Sébastien Muller is a Senior Search Consultant at Comperio, an Oslo- and Stockholm-based consultancy that delivers enterprise search solutions and information analysis to organizations where distribution and sharing of knowledge is critical for success.
A few years ago, we delivered a simple search solution called Tilbudssøk to one of our customers, Posten, Norway’s postal service. With Tilbudssøk, Posten’s commercial customers could upload their product catalogs and seasonal deal brochures to the Posten site and make their offers searchable to a broader audience.
At the time, Elasticsearch was still in its infancy. We deemed FAST ESP to be the appropriate search engine for the solution as we had a long relationship and a great deal of experience with it.
Fast forward a few years and Tilbudssøk became increasingly limited by what we could coax out of FAST, which was frustrating both for us, as developers, and the customer. For example, we wanted to improve the user experience by including geolocation data for stores such that a user could find the nearest one that stocked the product they wanted, but couldn’t because of FAST’s proprietary nature.
FAST is a closed-source, resource-hungry product that is no longer under development or officially supported. Due to its age, it also requires specific legacy OS versions and libraries, which makes it susceptible to security vulnerabilities. Elasticsearch, meanwhile, is a lightweight, feature rich platform under constant development. It is also built from the ground up to scale, making it especially ideal for us as we run Tilbudssøk on Amazon Web Services (AWS).
Additionally, Posten desired to increase Tilbudssøk’s user base. To achieve this, we needed to better understand how people actually used the solution, identify missing features, and ensure that it would scale easily.
We needed technology that gave us the freedom to realize our and Posten’s ambitions. Elasticsearch, Logstash, and Kibana were a natural fit for delivering the value we needed.

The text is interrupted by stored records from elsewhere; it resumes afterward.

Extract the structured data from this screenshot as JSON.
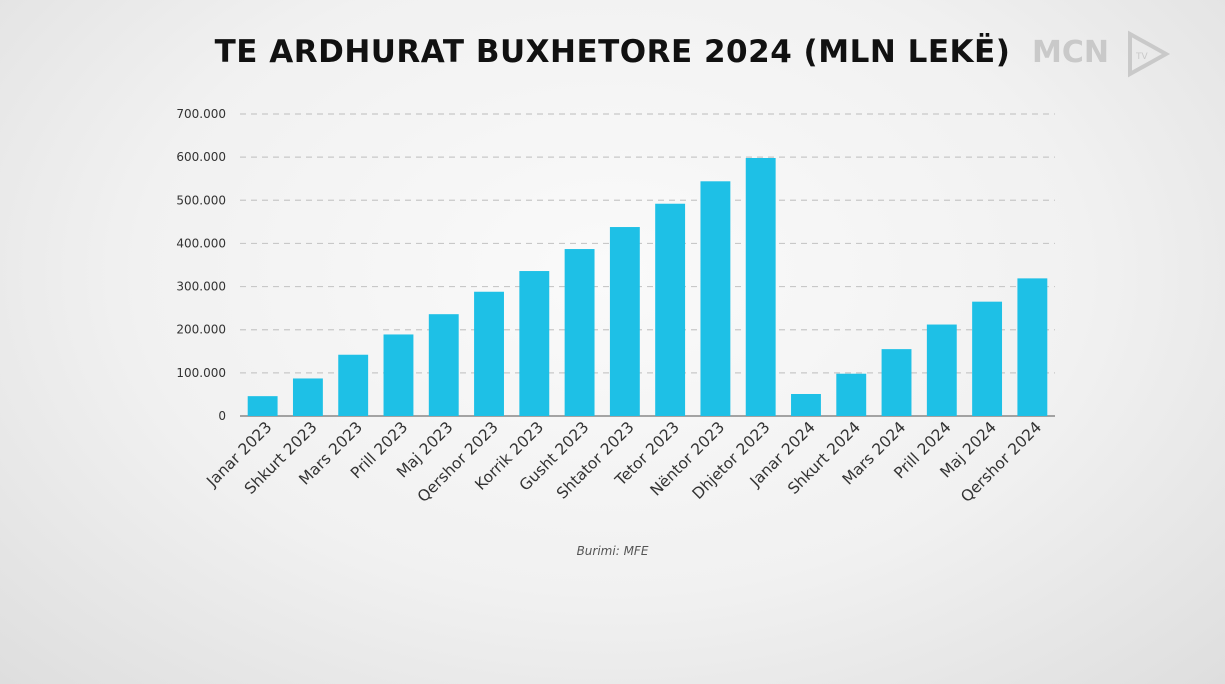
{
  "title": "TE ARDHURAT BUXHETORE 2024 (MLN LEKË)",
  "source": "Burimi: MFE",
  "logo": {
    "text": "MCN",
    "sub": "TV"
  },
  "colors": {
    "bar": "#1ec0e6",
    "grid": "#c8c8c8",
    "axis": "#888888"
  },
  "chart_data": {
    "type": "bar",
    "title": "TE ARDHURAT BUXHETORE 2024 (MLN LEKË)",
    "xlabel": "",
    "ylabel": "",
    "ylim": [
      0,
      700000
    ],
    "yticks": [
      0,
      100000,
      200000,
      300000,
      400000,
      500000,
      600000,
      700000
    ],
    "ytick_labels": [
      "0",
      "100.000",
      "200.000",
      "300.000",
      "400.000",
      "500.000",
      "600.000",
      "700.000"
    ],
    "grid": "horizontal dashed",
    "categories": [
      "Janar 2023",
      "Shkurt 2023",
      "Mars 2023",
      "Prill 2023",
      "Maj 2023",
      "Qershor 2023",
      "Korrik 2023",
      "Gusht 2023",
      "Shtator 2023",
      "Tetor 2023",
      "Nëntor 2023",
      "Dhjetor 2023",
      "Janar 2024",
      "Shkurt 2024",
      "Mars 2024",
      "Prill 2024",
      "Maj 2024",
      "Qershor 2024"
    ],
    "values": [
      46000,
      87000,
      142000,
      189000,
      236000,
      288000,
      336000,
      387000,
      438000,
      492000,
      544000,
      598000,
      51000,
      98000,
      155000,
      212000,
      265000,
      319000
    ]
  }
}
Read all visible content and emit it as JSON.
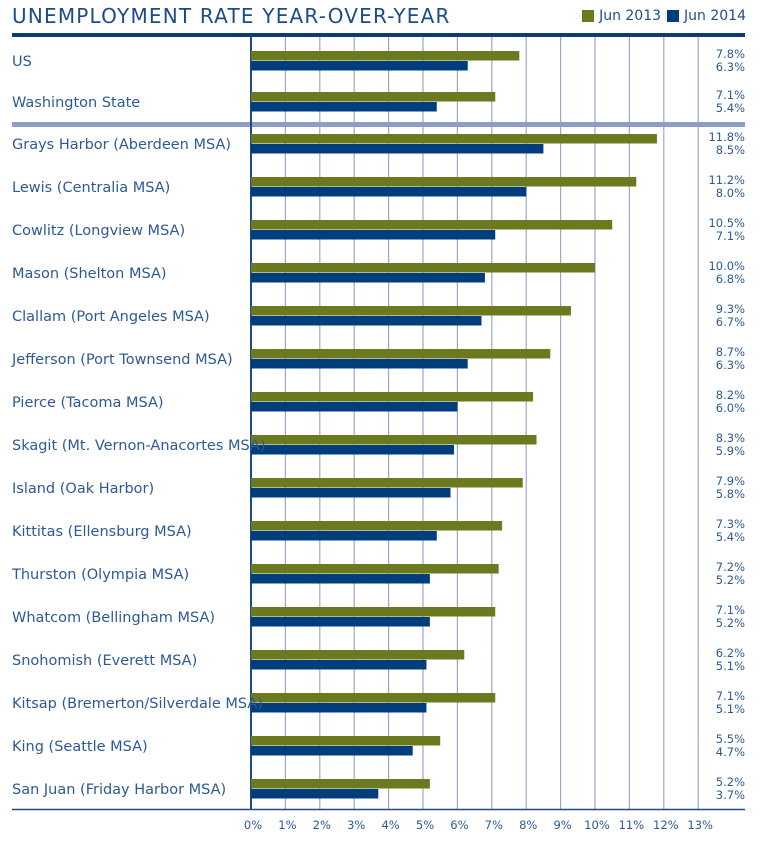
{
  "chart_data": {
    "type": "bar",
    "orientation": "horizontal",
    "title": "UNEMPLOYMENT RATE YEAR-OVER-YEAR",
    "xlabel": "",
    "ylabel": "",
    "xlim": [
      0,
      13
    ],
    "x_ticks": [
      "0%",
      "1%",
      "2%",
      "3%",
      "4%",
      "5%",
      "6%",
      "7%",
      "8%",
      "9%",
      "10%",
      "11%",
      "12%",
      "13%"
    ],
    "grid": true,
    "legend_position": "top-right",
    "categories": [
      "US",
      "Washington State",
      "Grays Harbor (Aberdeen MSA)",
      "Lewis (Centralia MSA)",
      "Cowlitz (Longview MSA)",
      "Mason (Shelton MSA)",
      "Clallam (Port Angeles MSA)",
      "Jefferson (Port Townsend MSA)",
      "Pierce (Tacoma MSA)",
      "Skagit (Mt. Vernon-Anacortes MSA)",
      "Island (Oak Harbor)",
      "Kittitas (Ellensburg MSA)",
      "Thurston (Olympia MSA)",
      "Whatcom (Bellingham MSA)",
      "Snohomish (Everett MSA)",
      "Kitsap (Bremerton/Silverdale MSA)",
      "King (Seattle MSA)",
      "San Juan (Friday Harbor MSA)"
    ],
    "series": [
      {
        "name": "Jun 2013",
        "color": "#6b7a1e",
        "values": [
          7.8,
          7.1,
          11.8,
          11.2,
          10.5,
          10.0,
          9.3,
          8.7,
          8.2,
          8.3,
          7.9,
          7.3,
          7.2,
          7.1,
          6.2,
          7.1,
          5.5,
          5.2
        ],
        "labels": [
          "7.8%",
          "7.1%",
          "11.8%",
          "11.2%",
          "10.5%",
          "10.0%",
          "9.3%",
          "8.7%",
          "8.2%",
          "8.3%",
          "7.9%",
          "7.3%",
          "7.2%",
          "7.1%",
          "6.2%",
          "7.1%",
          "5.5%",
          "5.2%"
        ]
      },
      {
        "name": "Jun 2014",
        "color": "#003d7c",
        "values": [
          6.3,
          5.4,
          8.5,
          8.0,
          7.1,
          6.8,
          6.7,
          6.3,
          6.0,
          5.9,
          5.8,
          5.4,
          5.2,
          5.2,
          5.1,
          5.1,
          4.7,
          3.7
        ],
        "labels": [
          "6.3%",
          "5.4%",
          "8.5%",
          "8.0%",
          "7.1%",
          "6.8%",
          "6.7%",
          "6.3%",
          "6.0%",
          "5.9%",
          "5.8%",
          "5.4%",
          "5.2%",
          "5.2%",
          "5.1%",
          "5.1%",
          "4.7%",
          "3.7%"
        ]
      }
    ],
    "group_separator_after": "Washington State"
  },
  "colors": {
    "title": "#1b4c8a",
    "rule": "#0d3a78",
    "separator": "#8f9ec6",
    "grid": "#9aa8cc",
    "axis": "#1b4c8a",
    "text": "#2d5a95"
  }
}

We embarked on a project that had three main goals:
- Replace FAST ESP with Elasticsearch while maintaining as much of the existing architecture as possible
- Add geolocation data to products so users could find the stores nearest to them
- Take advantage of the full Elastic platform to create awesome dashboards in Kibana to better understand our users
Before our conversion to the Elastic platform, Tilbudssøk’s system architecture was very typical of most Comperio projects. Users interact with a Java-based, frontend web application, which passes queries to Comperio’s search abstraction layer, Front. This parses and enriches queries before sending them to the search engine. The results from the search engine are processed in a similar fashion before being returned to the frontend.

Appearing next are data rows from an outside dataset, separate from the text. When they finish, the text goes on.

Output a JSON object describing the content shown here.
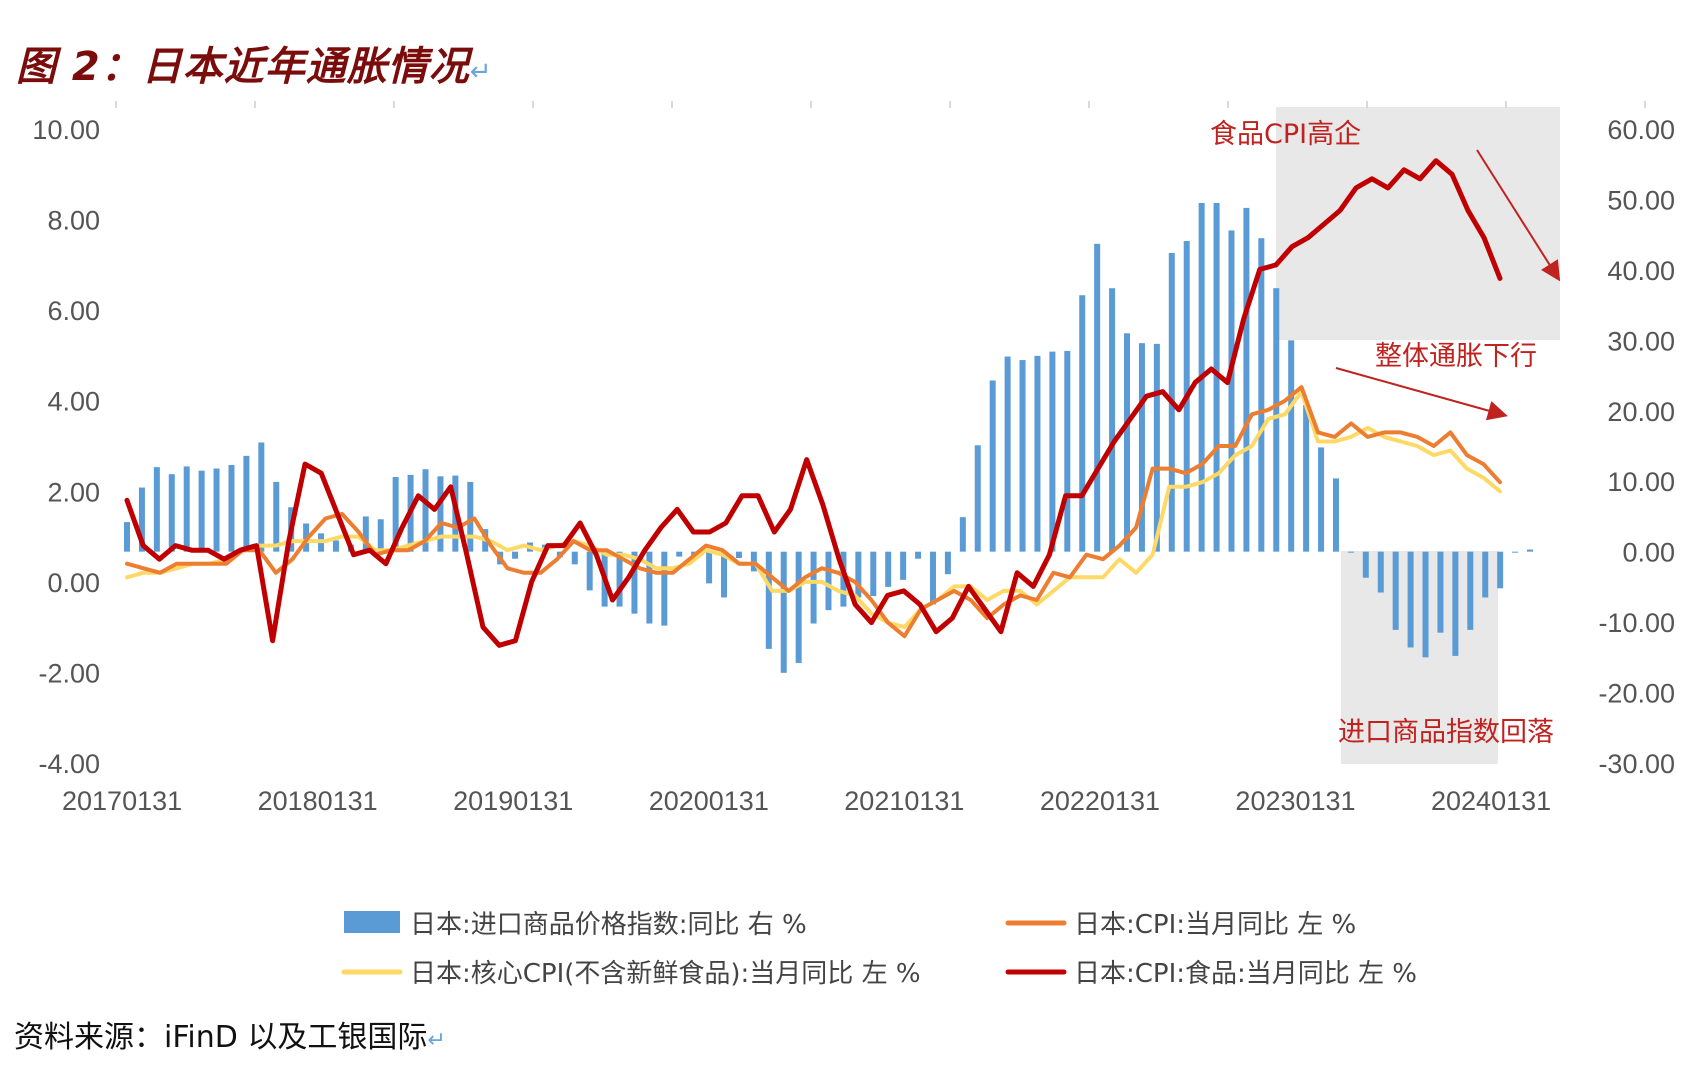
{
  "title": "图 2：日本近年通胀情况",
  "return_mark": "↵",
  "source": "资料来源：iFinD 以及工银国际",
  "colors": {
    "import_bar": "#5b9bd5",
    "cpi": "#ed7d31",
    "core_cpi": "#ffd966",
    "food_cpi": "#c00000",
    "annotation": "#c0221f",
    "highlight": "#e8e8e8"
  },
  "chart_data": {
    "type": "bar+line",
    "x_tick_labels": [
      "20170131",
      "20180131",
      "20190131",
      "20200131",
      "20210131",
      "20220131",
      "20230131",
      "20240131"
    ],
    "x_start": "20170131",
    "x_end": "20240131",
    "y_left": {
      "ylim": [
        -4,
        10
      ],
      "ticks": [
        "10.00",
        "8.00",
        "6.00",
        "4.00",
        "2.00",
        "0.00",
        "-2.00",
        "-4.00"
      ]
    },
    "y_right": {
      "ylim": [
        -30,
        60
      ],
      "ticks": [
        "60.00",
        "50.00",
        "40.00",
        "30.00",
        "20.00",
        "10.00",
        "0.00",
        "-10.00",
        "-20.00",
        "-30.00"
      ]
    },
    "series": [
      {
        "name": "日本:进口商品价格指数:同比 右 %",
        "type": "bar",
        "axis": "right",
        "values": [
          4.2,
          9.1,
          12.0,
          11.0,
          12.1,
          11.5,
          11.8,
          12.3,
          13.6,
          15.5,
          9.9,
          6.3,
          4.0,
          2.6,
          1.6,
          1.0,
          5.0,
          4.6,
          10.6,
          10.9,
          11.7,
          10.7,
          10.8,
          9.9,
          3.2,
          -1.8,
          -1.0,
          1.3,
          1.0,
          -0.8,
          -1.8,
          -5.5,
          -7.8,
          -7.8,
          -8.8,
          -10.2,
          -10.5,
          -0.7,
          -0.9,
          -4.5,
          -6.5,
          -0.9,
          -2.8,
          -13.8,
          -17.2,
          -15.8,
          -10.2,
          -8.3,
          -7.8,
          -6.5,
          -6.3,
          -5.0,
          -4.0,
          -1.0,
          -7.5,
          -3.2,
          4.9,
          15.1,
          24.3,
          27.7,
          27.2,
          27.8,
          28.4,
          28.5,
          36.4,
          43.7,
          37.4,
          31.0,
          29.6,
          29.5,
          42.4,
          44.1,
          49.5,
          49.5,
          45.6,
          48.8,
          44.5,
          37.4,
          30.0,
          20.8,
          14.8,
          10.4,
          0.0,
          -3.7,
          -5.8,
          -11.1,
          -13.6,
          -15.0,
          -11.5,
          -14.8,
          -11.1,
          -6.5,
          -5.2,
          0.0,
          0.3
        ]
      },
      {
        "name": "日本:CPI:当月同比 左 %",
        "type": "line",
        "axis": "left",
        "values": [
          0.4,
          0.3,
          0.2,
          0.4,
          0.4,
          0.4,
          0.4,
          0.7,
          0.7,
          0.2,
          0.5,
          1.0,
          1.4,
          1.5,
          1.1,
          0.6,
          0.7,
          0.7,
          0.9,
          1.3,
          1.2,
          1.4,
          0.8,
          0.3,
          0.2,
          0.2,
          0.5,
          0.9,
          0.7,
          0.7,
          0.5,
          0.3,
          0.2,
          0.2,
          0.5,
          0.8,
          0.7,
          0.4,
          0.4,
          0.1,
          -0.2,
          0.1,
          0.3,
          0.2,
          0.0,
          -0.4,
          -0.9,
          -1.2,
          -0.6,
          -0.4,
          -0.2,
          -0.4,
          -0.8,
          -0.5,
          -0.3,
          -0.4,
          0.2,
          0.1,
          0.6,
          0.5,
          0.8,
          1.2,
          2.5,
          2.5,
          2.4,
          2.6,
          3.0,
          3.0,
          3.7,
          3.8,
          4.0,
          4.3,
          3.3,
          3.2,
          3.5,
          3.2,
          3.3,
          3.3,
          3.2,
          3.0,
          3.3,
          2.8,
          2.6,
          2.2
        ]
      },
      {
        "name": "日本:核心CPI(不含新鲜食品):当月同比 左 %",
        "type": "line",
        "axis": "left",
        "values": [
          0.1,
          0.2,
          0.2,
          0.3,
          0.4,
          0.4,
          0.5,
          0.7,
          0.8,
          0.8,
          0.9,
          0.9,
          0.9,
          1.0,
          1.0,
          0.7,
          0.7,
          0.8,
          0.9,
          1.0,
          1.0,
          1.0,
          0.9,
          0.7,
          0.8,
          0.7,
          0.8,
          0.9,
          0.8,
          0.6,
          0.6,
          0.5,
          0.3,
          0.3,
          0.4,
          0.7,
          0.6,
          0.4,
          0.4,
          -0.2,
          -0.2,
          0.0,
          0.0,
          -0.2,
          -0.3,
          -0.7,
          -0.9,
          -1.0,
          -0.6,
          -0.4,
          -0.1,
          -0.1,
          -0.4,
          -0.2,
          -0.2,
          -0.5,
          -0.2,
          0.1,
          0.1,
          0.1,
          0.5,
          0.2,
          0.6,
          2.1,
          2.1,
          2.2,
          2.4,
          2.8,
          3.0,
          3.6,
          3.7,
          4.2,
          3.1,
          3.1,
          3.2,
          3.4,
          3.2,
          3.1,
          3.0,
          2.8,
          2.9,
          2.5,
          2.3,
          2.0
        ]
      },
      {
        "name": "日本:CPI:食品:当月同比 左 %",
        "type": "line",
        "axis": "left",
        "values": [
          1.8,
          0.8,
          0.5,
          0.8,
          0.7,
          0.7,
          0.5,
          0.7,
          0.8,
          -1.3,
          0.9,
          2.6,
          2.4,
          1.5,
          0.6,
          0.7,
          0.4,
          1.2,
          1.9,
          1.6,
          2.1,
          0.6,
          -1.0,
          -1.4,
          -1.3,
          0.0,
          0.8,
          0.8,
          1.3,
          0.6,
          -0.4,
          0.1,
          0.7,
          1.2,
          1.6,
          1.1,
          1.1,
          1.3,
          1.9,
          1.9,
          1.1,
          1.6,
          2.7,
          1.7,
          0.5,
          -0.5,
          -0.9,
          -0.3,
          -0.2,
          -0.5,
          -1.1,
          -0.8,
          -0.1,
          -0.6,
          -1.1,
          0.2,
          -0.1,
          0.6,
          1.9,
          1.9,
          2.5,
          3.1,
          3.6,
          4.1,
          4.2,
          3.8,
          4.4,
          4.7,
          4.4,
          5.8,
          6.9,
          7.0
        ]
      },
      {
        "name": "日本:CPI:食品:当月同比 左 %",
        "type": "line",
        "axis": "left",
        "segment": "highlight",
        "values": [
          7.0,
          7.4,
          7.6,
          7.9,
          8.2,
          8.7,
          8.9,
          8.7,
          9.1,
          8.9,
          9.3,
          9.0,
          8.2,
          7.6,
          6.7
        ]
      }
    ],
    "legend": {
      "placement": "bottom",
      "entries": [
        "日本:进口商品价格指数:同比 右 %",
        "日本:CPI:当月同比 左 %",
        "日本:核心CPI(不含新鲜食品):当月同比 左 %",
        "日本:CPI:食品:当月同比 左 %"
      ]
    },
    "annotations": [
      "食品CPI高企",
      "整体通胀下行",
      "进口商品指数回落"
    ]
  }
}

With Elastic, we saw an opportunity to reduce the system’s complexity. Elasticsearch has such a robust and complete Java API that we felt including Front would be overkill. And once we properly started using Elasticsearch’s Java API, we found it was a joy to work with! All of Elasticsearch’s functionality is exposed and easily accessible through various builders. We quickly built up a set of tools that we could combine and extend to handle Posten’s current and future needs.

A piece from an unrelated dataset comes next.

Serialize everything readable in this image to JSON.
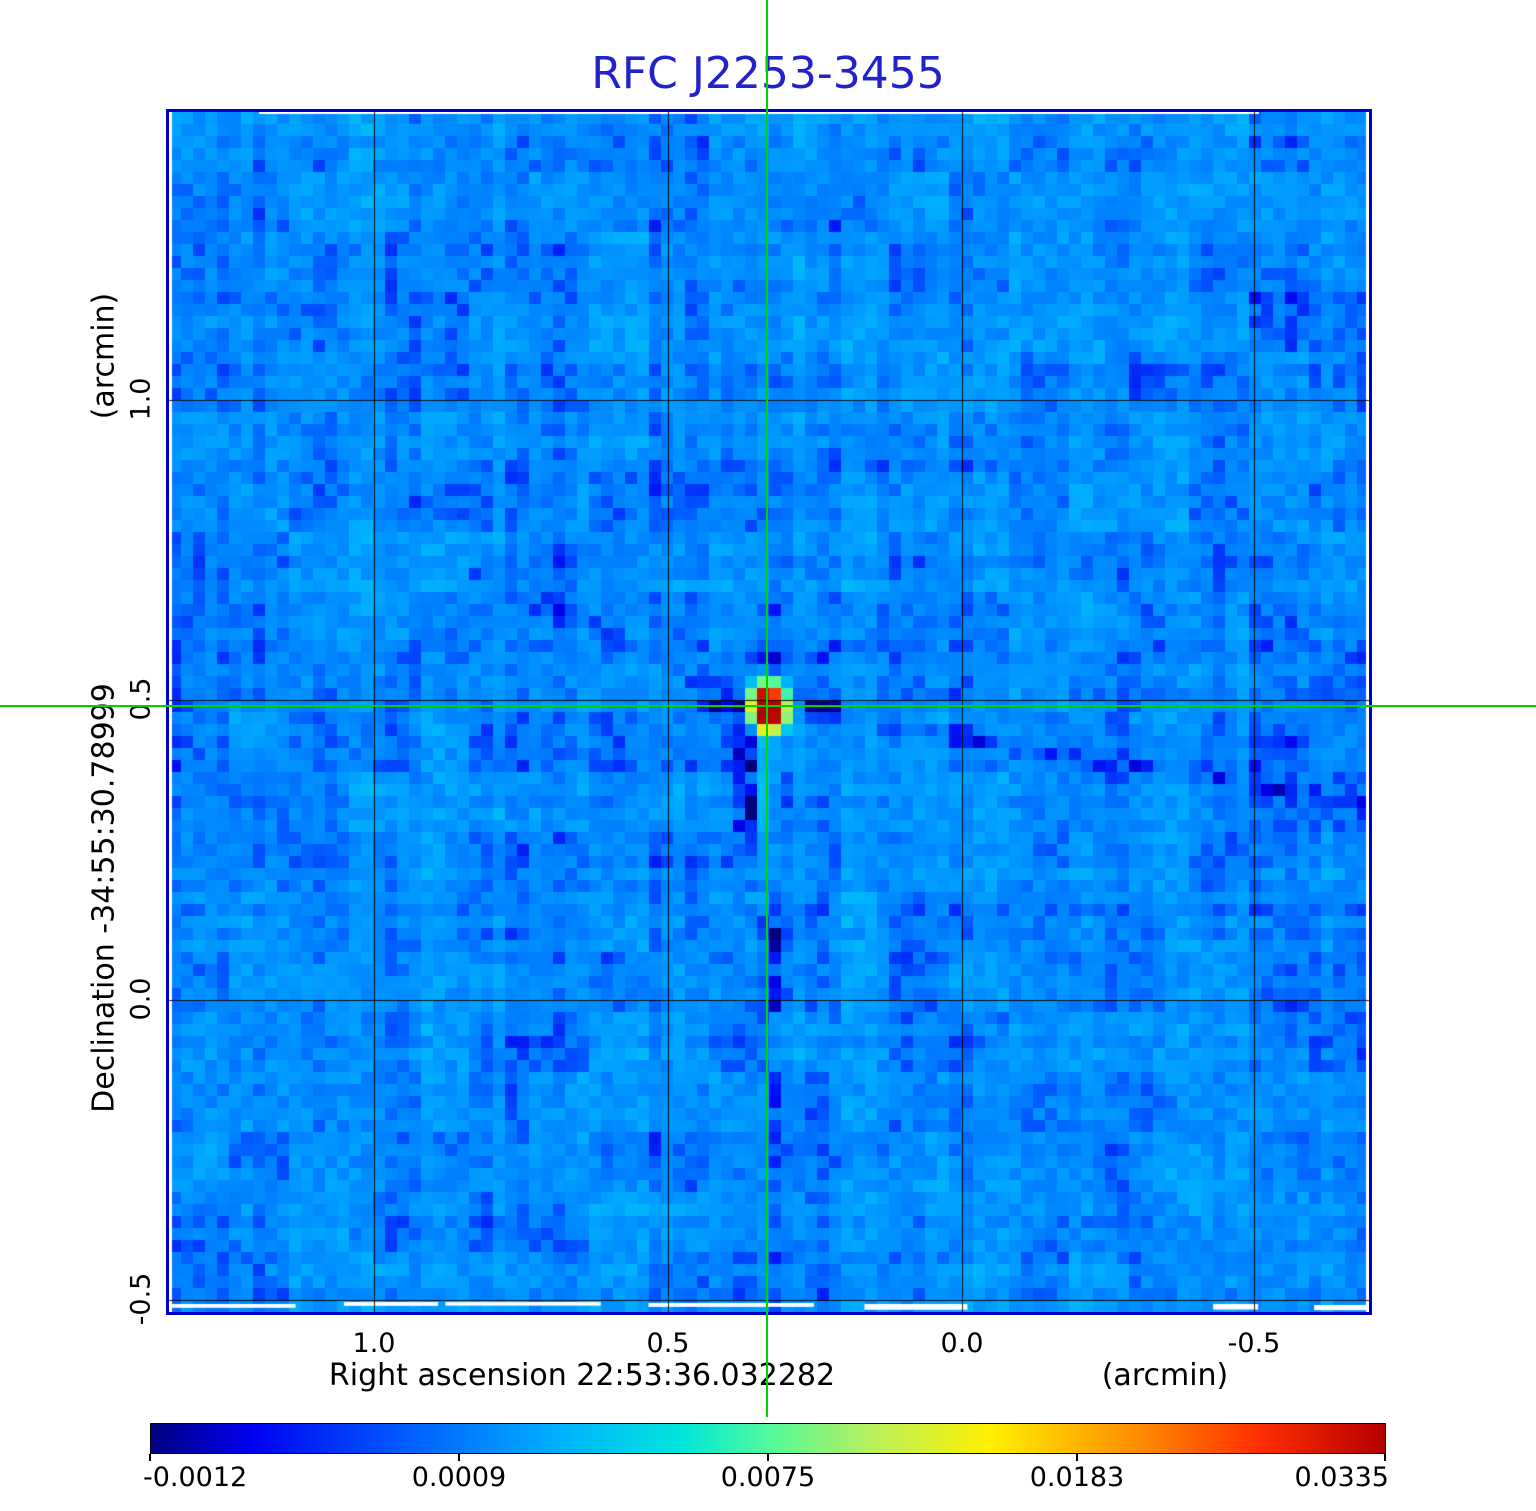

With these tools, implementing geolocation was simple. Adding it to Tilbudssøk in the form of a store locator feature improved the user experience on the site significantly. Without it, a user might find a product and then be asked to exit the site to learn more. Now, users find a product on the site and, more and more, they are using the store locator to learn where they can purchase it. This trend is particularly significant as the store locator is the closest thing to a customer conversion funnel we have without Tilbudssøk being an actual ecommerce solution.
Setting up an initial cluster to handle Tilbudssøk’s current usage was also simple. We host everything on AWS so creating extra nodes is as simple as spinning up a new server, installing Elasticsearch, and pointing it at the existing cluster. A main client node that also acts as a load balancer for the rest of the cluster is the main point of communication between the index and the frontend web application.
Once our Elasticsearch-based system was ready to roll, the next step was to perform (and visualize) analytics on user behaviour by creating awesome dashboards in Kibana. Every request made on the site triggers a request to the search index via the Elasticsearch Java API. This allows us write as much information as we want about each request and response to a log. We can then parse this log with Logstash and visualize everything with Kibana.
We started by tracking classic search metrics such as query term, hit counts, and query time. As each user action triggers a search request, we realized we could expand this to use Kibana as a full web/user analytics dashboard. This allowed us to enrich our monthly reports for Posten and their customers with additional user insights based on data points such as most popular products per retailer, product category, and even how retailers measure up against each other. It also gives us a clear indication as to what features work, which need improving, and what might be lacking.
We have plans to further enrich our user behaviour tracking with tools such as Piwik. Logstash’s ease of use will allow us to store additional user data in Elasticsearch so we can get even more value out of Kibana.
To conclude, the project was a fun dive into the workings of Elasticsearch. We successfully added new features to Tilbudssøk that we could not have achieved without Elasticsearch. Perhaps even more importantly, we now understand Posten’s users so much more than we did previously — helping us deliver even more value back to our customers.